Some have revelled in the flexibility that working from home and a slower-paced lifestyle has given them and are looking at planning for retirement earlier and shifting to part-time work. For others, they now recognise that they are not saving enough to meet their retirement needs, says Chafer. For both of these groups, it is important for them to visualise their end game.
“That means thinking about what retirement looks like—what do you want to do, how long do you want to be doing it for and how much is it going to cost you,” says Chafer. “Those are the conversations we have with clients to get them to view retirement in real-world terms rather than thinking about it just in pounds and pence.” While that may sound simple, it is often very difficult for clients to make that journey by themselves, usually for emotional reasons, says Chafer.
Financial advice is as much about the psychology of making good decisions and putting people in a positive frame of mind to work towards clearly defined goals, as it is to do with squeezing investment performance, he adds.“People want to maximise their income and their quality of life in retirement, but in a way that doesn’t come back to haunt them—if they take on unnecessary risk, it could erode their pension pot and result in a retirement that does not match their wishes,” Chafer says. “Working with an adviser gives them peace of mind that they’re making the right long-term decisions, which can release a lot of stress.”
Hidden value of advice
A common mistake people make is forgetting that their pension needs to provide them with an income for the remainder of their life.
“People receive a pension statement with a six or seven figure sum on it, forgetting that this is not a lottery win and it needs to last them for maybe 30 years, or more,” says Chafer. “It’s incumbent on an IFA to really understand the client and work with them to paint a picture of their retirement and how the plans we make with them are going to achieve those goals.

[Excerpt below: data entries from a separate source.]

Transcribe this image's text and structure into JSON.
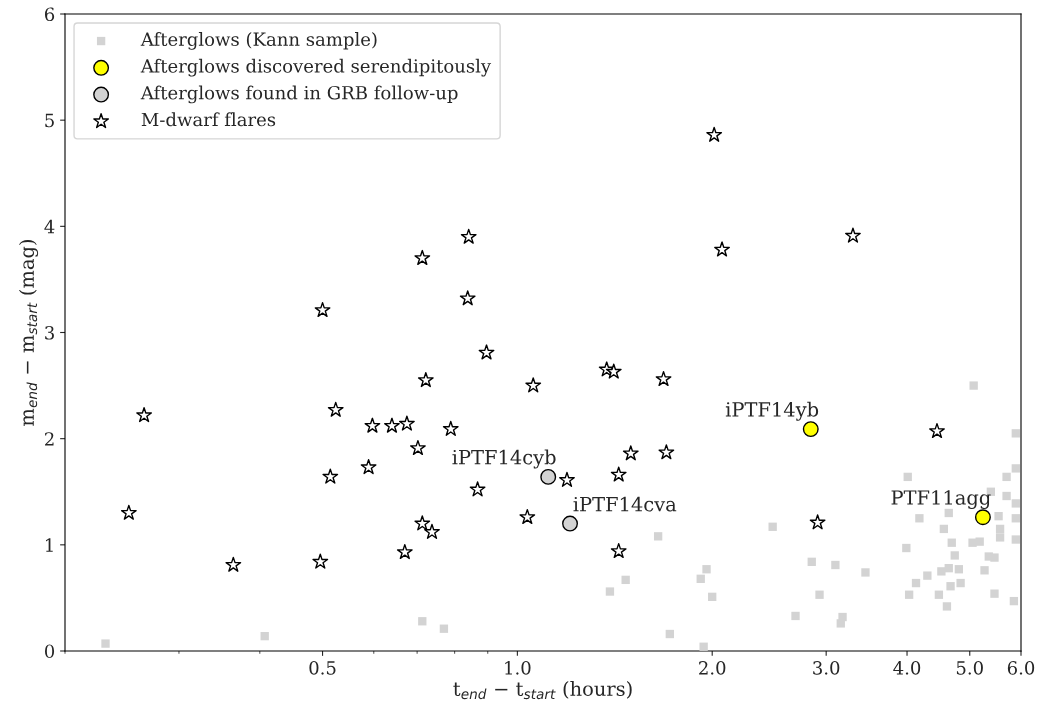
{
  "chart_data": {
    "type": "scatter",
    "xlabel": "t$_{end}$ − t$_{start}$ (hours)",
    "ylabel": "m$_{end}$ − m$_{start}$ (mag)",
    "log": "x",
    "xlim": [
      0.2,
      6.0
    ],
    "ylim": [
      0,
      6
    ],
    "xticks": [
      0.5,
      {
        "value": 1,
        "label": "1.0"
      },
      {
        "value": 2,
        "label": "2.0"
      },
      {
        "value": 3,
        "label": "3.0"
      },
      {
        "value": 4,
        "label": "4.0"
      },
      {
        "value": 5,
        "label": "5.0"
      },
      {
        "value": 6,
        "label": "6.0"
      }
    ],
    "yticks": [
      0,
      1,
      2,
      3,
      4,
      5,
      6
    ],
    "grid": false,
    "legend": "top left",
    "series": [
      {
        "name": "Afterglows (Kann sample)",
        "color": "#d3d3d3",
        "marker": "square",
        "x": [
          0.231,
          0.407,
          0.713,
          0.77,
          1.39,
          1.47,
          1.65,
          1.72,
          1.92,
          1.96,
          2.0,
          1.94,
          2.48,
          2.69,
          2.85,
          2.93,
          3.1,
          3.16,
          3.18,
          3.45,
          5.07,
          5.89,
          5.89,
          5.7,
          4.01,
          5.39,
          5.7,
          5.89,
          4.18,
          4.64,
          5.54,
          5.89,
          4.56,
          5.57,
          5.57,
          5.89,
          4.69,
          5.05,
          5.18,
          3.99,
          4.74,
          5.35,
          5.46,
          4.52,
          4.64,
          4.81,
          5.27,
          4.3,
          4.13,
          4.67,
          4.84,
          4.03,
          4.48,
          5.46,
          5.85,
          4.61
        ],
        "values": [
          0.07,
          0.14,
          0.28,
          0.21,
          0.56,
          0.67,
          1.08,
          0.16,
          0.68,
          0.77,
          0.51,
          0.04,
          1.17,
          0.33,
          0.84,
          0.53,
          0.81,
          0.26,
          0.32,
          0.74,
          2.5,
          2.05,
          1.72,
          1.64,
          1.64,
          1.5,
          1.46,
          1.39,
          1.25,
          1.3,
          1.27,
          1.25,
          1.15,
          1.15,
          1.07,
          1.05,
          1.02,
          1.02,
          1.03,
          0.97,
          0.9,
          0.89,
          0.88,
          0.75,
          0.78,
          0.77,
          0.76,
          0.71,
          0.64,
          0.61,
          0.64,
          0.53,
          0.53,
          0.54,
          0.47,
          0.42
        ]
      },
      {
        "name": "Afterglows discovered serendipitously",
        "color": "#ffff00",
        "marker": "circle",
        "x": [
          2.84,
          5.24
        ],
        "values": [
          2.09,
          1.26
        ]
      },
      {
        "name": "Afterglows found in GRB follow-up",
        "color": "#d3d3d3",
        "marker": "circle",
        "x": [
          1.116,
          1.206
        ],
        "values": [
          1.64,
          1.2
        ]
      },
      {
        "name": "M-dwarf flares",
        "color": "#ffffff",
        "marker": "star",
        "x": [
          0.251,
          0.265,
          0.364,
          0.496,
          0.5,
          0.514,
          0.524,
          0.589,
          0.597,
          0.64,
          0.67,
          0.675,
          0.702,
          0.713,
          0.713,
          0.722,
          0.738,
          0.789,
          0.841,
          0.838,
          0.868,
          0.896,
          1.036,
          1.058,
          1.193,
          1.374,
          1.409,
          1.434,
          1.434,
          1.497,
          1.682,
          1.699,
          2.014,
          2.071,
          2.91,
          3.3,
          4.45
        ],
        "values": [
          1.3,
          2.22,
          0.81,
          0.84,
          3.21,
          1.64,
          2.27,
          1.73,
          2.12,
          2.12,
          0.93,
          2.14,
          1.91,
          3.7,
          1.2,
          2.55,
          1.12,
          2.09,
          3.9,
          3.32,
          1.52,
          2.81,
          1.26,
          2.5,
          1.61,
          2.65,
          2.63,
          1.66,
          0.94,
          1.86,
          2.56,
          1.87,
          4.86,
          3.78,
          1.21,
          3.91,
          2.07
        ]
      }
    ],
    "annotations": [
      {
        "text": "iPTF14cyb",
        "x": 1.116,
        "y": 1.64
      },
      {
        "text": "iPTF14cva",
        "x": 1.206,
        "y": 1.2
      },
      {
        "text": "iPTF14yb",
        "x": 2.84,
        "y": 2.09
      },
      {
        "text": "PTF11agg",
        "x": 5.24,
        "y": 1.26
      }
    ]
  }
}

“We find those with a final salary pension scheme really benefit from the expertise of an adviser. We’re often approached by people who think the best action for them to take is to transfer from their final salary scheme, however accessing pension benefits early is not suitable for everyone. Our role is to ascertain if that’s in their best interests, as clients’ retirement goals can often be achieved by drawing income from their final salary pension rather than transferring. Again, the benefit of an adviser is ensuring all options are considered with all of the client’s investments, income and expenses being viewed in the round.”
It’s not just individuals seeking this reassurance. Companies are increasingly adopting a more parental role by providing retirement planning advice on behalf of their employees, which Wren Sterling has done for over a decade.
“We support a number of FTSE 100 and FTSE 250 companies who understand that pensions are not always number one on their employees’ priority list, but often, someone’s pension pot is their largest asset and most difficult to deal with,” says Chafer. “There is a move across all companies, not just large companies, to really concern themselves with financial wellness and understanding that when staff are concerned about their financial position, it detracts from their performance at work. Sorting out pensions and retirement can be a game-changer in many ways.”